Atlantics, Atlantique, Cinema, Reviews

Atlantics (Atlantique) first look review Cannes Film Festival 2019


Some kind of fever seems to have taken hold of arthouse directors the world over, as filmmakers of all nationalities rush en masse to feed on the flesh of genre cinema. French writer, director, and actor Mati Diop is only one of many touched by the phenomenon at the Cannes Film Festival, where zombies are proving to be the true stars of the Croisette. In her feature debut Atlantics (Atlantique) — the first film made by a black woman ever to be screened in Competition at the festival — she explores the poetic possibilities of the zombie figure to tell a contemporary story of immigration, persistence, love and loss.

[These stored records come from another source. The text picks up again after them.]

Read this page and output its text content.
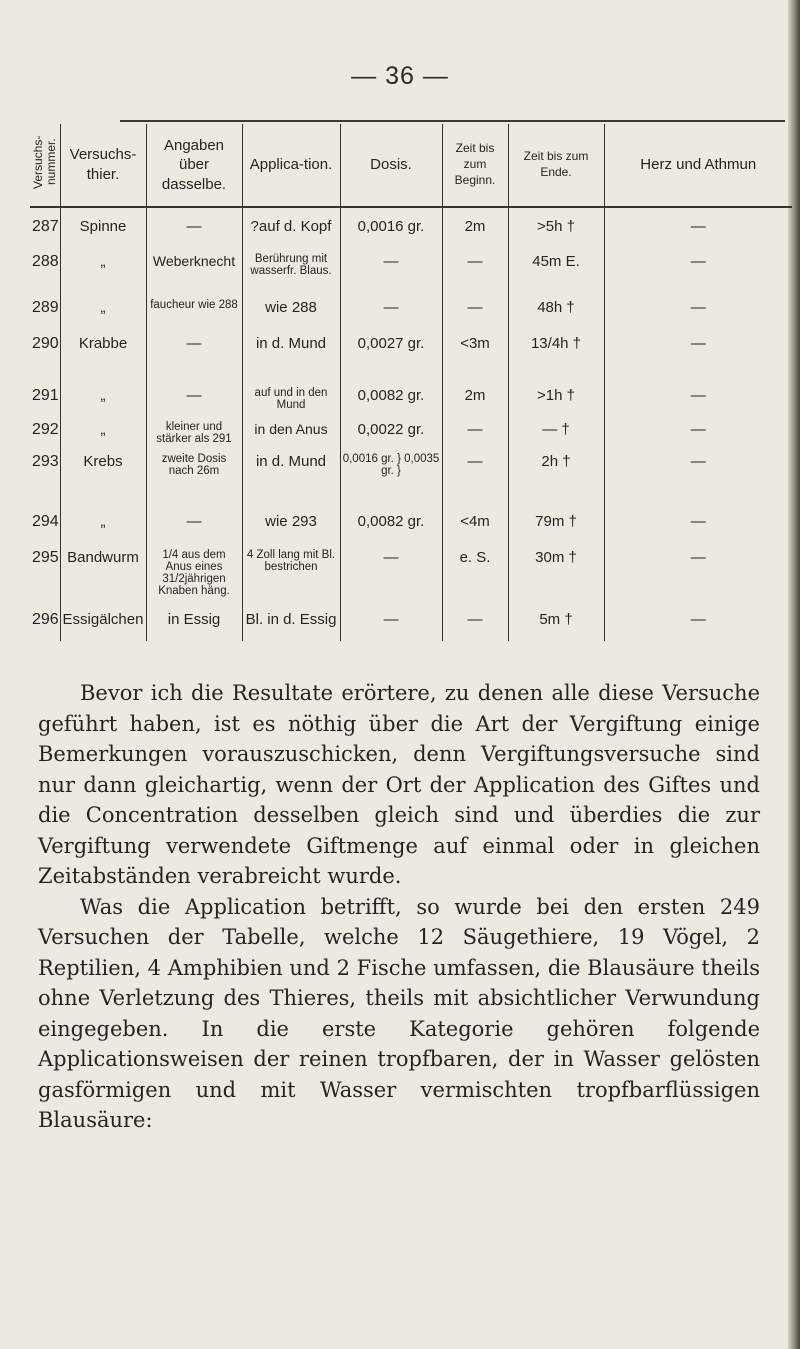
— 36 —
Versuchs-nummer.	Versuchs-thier.	Angaben über dasselbe.	Applica-tion.	Dosis.	Zeit bis zum Beginn.	Zeit bis zum Ende.	Herz und Athmun
287	Spinne	—	?auf d. Kopf	0,0016 gr.	2m	>5h †	—
288	„	Weberknecht	Berührung mit wasserfr. Blaus.	—	—	45m E.	—
289	„	faucheur wie 288	wie 288	—	—	48h †	—
290	Krabbe	—	in d. Mund	0,0027 gr.	<3m	13/4h †	—
291	„	—	auf und in den Mund	0,0082 gr.	2m	>1h †	—
292	„	kleiner und stärker als 291	in den Anus	0,0022 gr.	—	— †	—
293	Krebs	zweite Dosis nach 26m	in d. Mund	0,0016 gr. } 0,0035 gr. }	—	2h †	—
294	„	—	wie 293	0,0082 gr.	<4m	79m †	—
295	Bandwurm	1/4 aus dem Anus eines 31/2jährigen Knaben häng.	4 Zoll lang mit Bl. bestrichen	—	e. S.	30m †	—
296	Essigälchen	in Essig	Bl. in d. Essig	—	—	5m †	—

Bevor ich die Resultate erörtere, zu denen alle diese Versuche geführt haben, ist es nöthig über die Art der Vergiftung einige Bemerkungen vorauszuschicken, denn Vergiftungsversuche sind nur dann gleichartig, wenn der Ort der Application des Giftes und die Concentration desselben gleich sind und überdies die zur Vergiftung verwendete Giftmenge auf einmal oder in gleichen Zeitabständen verabreicht wurde.

Was die Application betrifft, so wurde bei den ersten 249 Versuchen der Tabelle, welche 12 Säugethiere, 19 Vögel, 2 Reptilien, 4 Amphibien und 2 Fische umfassen, die Blausäure theils ohne Verletzung des Thieres, theils mit absichtlicher Verwundung eingegeben. In die erste Kategorie gehören folgende Applicationsweisen der reinen tropfbaren, der in Wasser gelösten gasförmigen und mit Wasser vermischten tropfbarflüssigen Blausäure:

The film opens on a group of young men working at the construction site of a futuristic tower under the burning Dakar sun. It only takes a few images for Diop’s debt to Claire Denis to jump out of the screen. The High Life director — with whom Diop has worked several times as an actor — is notorious for her heightened attention to the physical dimension of characters, and Diop similarly crafts strikingly sensual images with cinematographer Claire Mathon.

In fact, this focus on the visceral and sensuous at times threatens to plunge the film into perplexing abstraction. But the eerie beauty of the images sustains our interest as it suggests a more mystical side to the unfolding story. Otherworldly shots of the sea viewed at different times of the day punctuate the film like serene but persistent warnings of things to come.

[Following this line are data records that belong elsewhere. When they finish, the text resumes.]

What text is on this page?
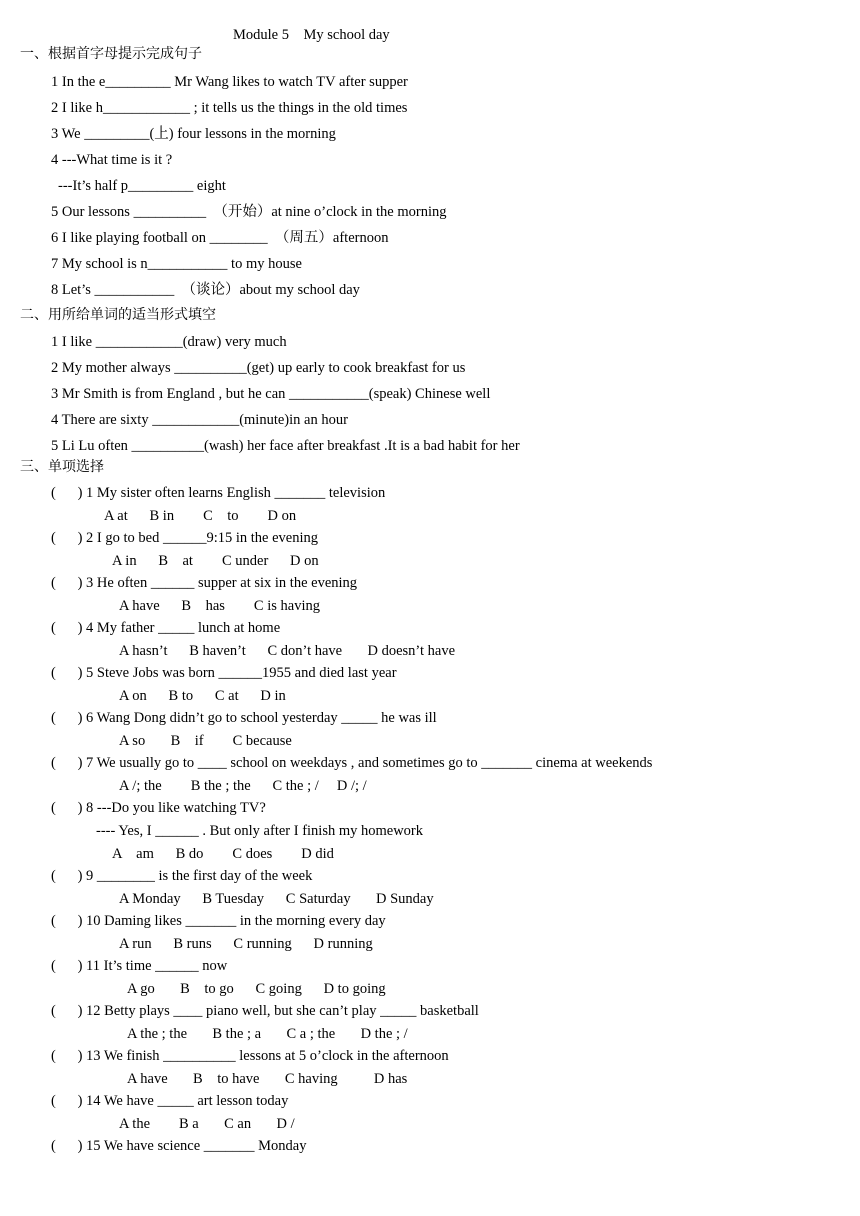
Module 5    My school day
一、根据首字母提示完成句子
1 In the e_________ Mr Wang likes to watch TV after supper
2 I like h____________ ; it tells us the things in the old times
3 We _________(上) four lessons in the morning
4 ---What time is it ?
---It’s half p_________ eight
5 Our lessons __________  （开始）at nine o’clock in the morning
6 I like playing football on ________  （周五）afternoon
7 My school is n___________ to my house
8 Let’s ___________  （谈论）about my school day
二、用所给单词的适当形式填空
1 I like ____________(draw) very much
2 My mother always __________(get) up early to cook breakfast for us
3 Mr Smith is from England , but he can ___________(speak) Chinese well
4 There are sixty ____________(minute)in an hour
5 Li Lu often __________(wash) her face after breakfast .It is a bad habit for her
三、单项选择
(      ) 1 My sister often learns English _______ television
A at      B in        C    to        D on
(      ) 2 I go to bed ______9:15 in the evening
A in      B    at        C under      D on
(      ) 3 He often ______ supper at six in the evening
A have      B    has        C is having
(      ) 4 My father _____ lunch at home
A hasn’t      B haven’t      C don’t have       D doesn’t have
(      ) 5 Steve Jobs was born ______1955 and died last year
A on      B to      C at      D in
(      ) 6 Wang Dong didn’t go to school yesterday _____ he was ill
A so       B    if        C because
(      ) 7 We usually go to ____ school on weekdays , and sometimes go to _______ cinema at weekends
A /; the        B the ; the      C the ; /     D /; /
(      ) 8 ---Do you like watching TV?
---- Yes, I ______ . But only after I finish my homework
A    am      B do        C does        D did
(      ) 9 ________ is the first day of the week
A Monday      B Tuesday      C Saturday       D Sunday
(      ) 10 Daming likes _______ in the morning every day
A run      B runs      C running      D running
(      ) 11 It’s time ______ now
A go       B    to go      C going      D to going
(      ) 12 Betty plays ____ piano well, but she can’t play _____ basketball
A the ; the       B the ; a       C a ; the       D the ; /
(      ) 13 We finish __________ lessons at 5 o’clock in the afternoon
A have       B    to have       C having          D has
(      ) 14 We have _____ art lesson today
A the        B a       C an       D /
(      ) 15 We have science _______ Monday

This subtly alien atmosphere is the setting for an all too familiar — though not so often told — story: unpaid for months, the workers seen at the beginning of the film decide to set sail, hoping to find better work in Spain or Portugal. Souleiman (Ibrahima Traore) is one of those young men, but Diop does not show us their trip: rather, after the opening act in the construction site, she centres on Souleiman’s girlfriend Ada (Mame Bineta Sane). Soon to be married to a well-off man she does not even like, Ada begins the film as a carefree young woman who pays no mind to the warnings of her friends about her clandestine love affair with Souleiman. That we learn about his sudden departure to sea at the same time as she does, and with the same lack of details, gives us a sense of the void that he leaves in her life. Devastated, she silently resigns herself to her wedding celebrations — until the night when the expensive bed of her husband-to-be inexplicably catches fire. It seems as though Souleiman and the other migrant workers — or at least their souls — may have returned…

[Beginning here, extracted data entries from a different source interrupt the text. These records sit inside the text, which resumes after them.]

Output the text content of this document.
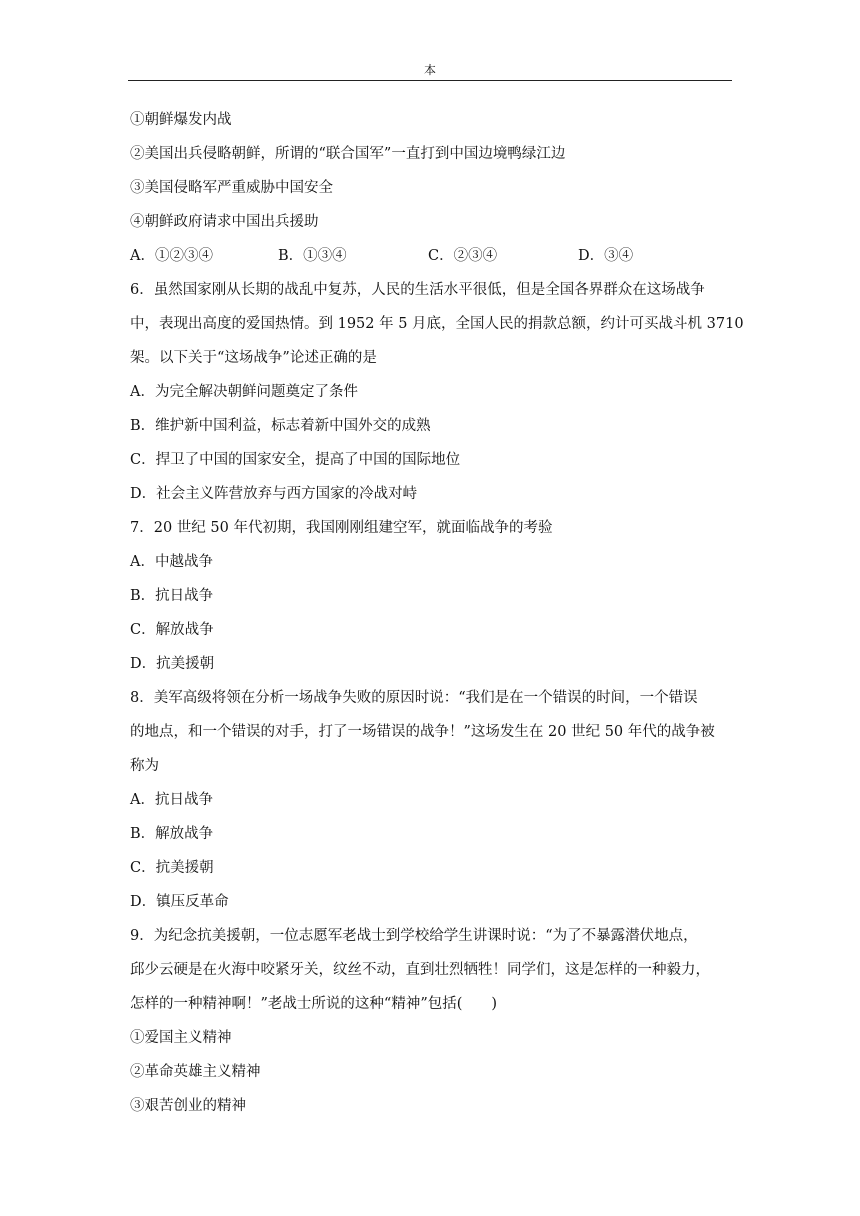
本
①朝鲜爆发内战
②美国出兵侵略朝鲜，所谓的“联合国军”一直打到中国边境鸭绿江边
③美国侵略军严重威胁中国安全
④朝鲜政府请求中国出兵援助
A．①②③④	B．①③④	C．②③④	D．③④
6．虽然国家刚从长期的战乱中复苏，人民的生活水平很低，但是全国各界群众在这场战争
中，表现出高度的爱国热情。到 1952 年 5 月底，全国人民的捐款总额，约计可买战斗机 3710
架。以下关于“这场战争”论述正确的是
A．为完全解决朝鲜问题奠定了条件
B．维护新中国利益，标志着新中国外交的成熟
C．捍卫了中国的国家安全，提高了中国的国际地位
D．社会主义阵营放弃与西方国家的冷战对峙
7．20 世纪 50 年代初期，我国刚刚组建空军，就面临战争的考验
A．中越战争
B．抗日战争
C．解放战争
D．抗美援朝
8．美军高级将领在分析一场战争失败的原因时说：“我们是在一个错误的时间，一个错误
的地点，和一个错误的对手，打了一场错误的战争！”这场发生在 20 世纪 50 年代的战争被
称为
A．抗日战争
B．解放战争
C．抗美援朝
D．镇压反革命
9．为纪念抗美援朝，一位志愿军老战士到学校给学生讲课时说：“为了不暴露潜伏地点，
邱少云硬是在火海中咬紧牙关，纹丝不动，直到壮烈牺牲！同学们，这是怎样的一种毅力，
怎样的一种精神啊！”老战士所说的这种“精神”包括(　　)
①爱国主义精神
②革命英雄主义精神
③艰苦创业的精神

Diop bridges the gap between realism and fantasy with great elegance and aplomb, her unremitting eye for striking compositions and Fatima Al Qadiri’s unsettling but gorgeous score engulfing us into its peculiar universe. In the film’s final moments, Diop’s attempt to relate the story to Ada’s fate as a woman and to that of Senegal at large feels a little more clumsy, but it hardly takes away from the power of this bewitching romance, seeped in longing and melancholy.

Atlantics was seen and reviewed at the Cannes Film Festival.